I'm not hanging on one word. I'm refuting your assertion that millions of people acted as one, with a single motivation for their actions. It's an absurd prospect. People are individuals who have their own reasons for doing things. And by painting them all with one subjective brush, you are demonstrating a lack of empathy, and an unwillingness to see the situation from any other perspective than your own. It's unproductive, and intellectually bankrupt.
I never said they acted as one. They have a new space available to them and they don’t like the new right twitter and new leadership so they switch. Or you know of some better technical reason? 20 million now care about decentralized socials but never bothered with Mastodon? Apply some common sense.

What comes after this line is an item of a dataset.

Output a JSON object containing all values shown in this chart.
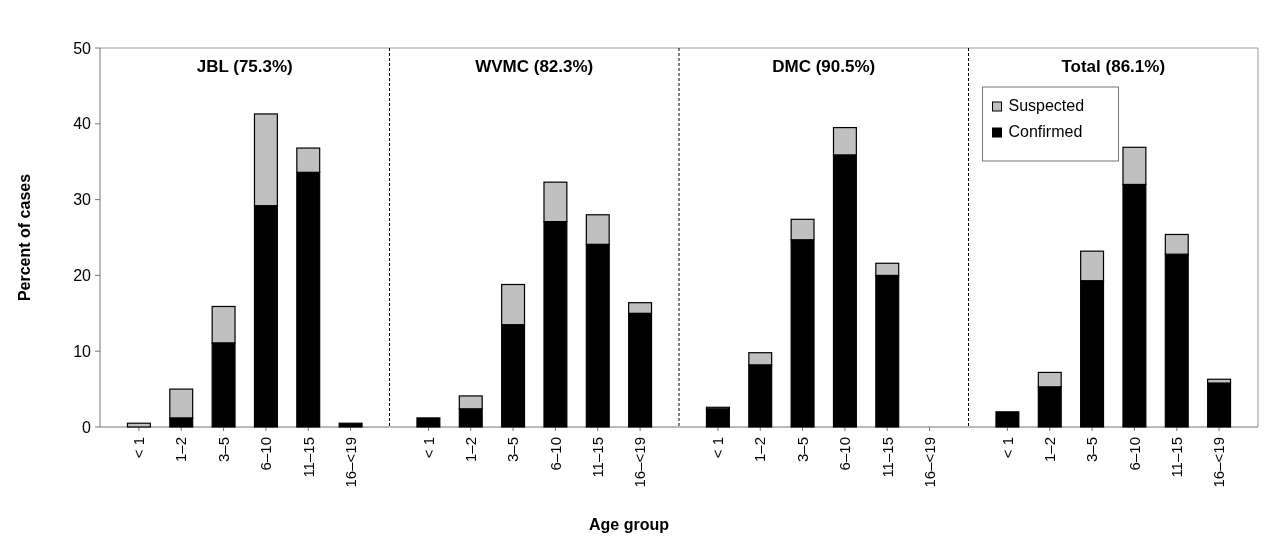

I don't disagree with that point. But it's a pivot from the what we were originally talking about. I think we've both said all there is to say on it. We're not going to agree on this, and that's OK. I respect you, and I appreciate your perspective even if I don't agree.
I asked you what he did wrong and then implied that there is not much one can do if people leave because they don’t like you or what you’ve done to their safe space. A space that was clearly favoring left leaning conversations.
Maybe I’m wrong and it’s not about him specifically but the tone of new X and the fact that there is now an available alternative where there wasn’t one previously, and the fact that it feels more like the old familiar (left-leaning) place. Maybe it doesn’t matter if it’s Elon or if it were someone else. I won’t die on that hill arguing for personal dislike because I just don’t know what’s true for everyone.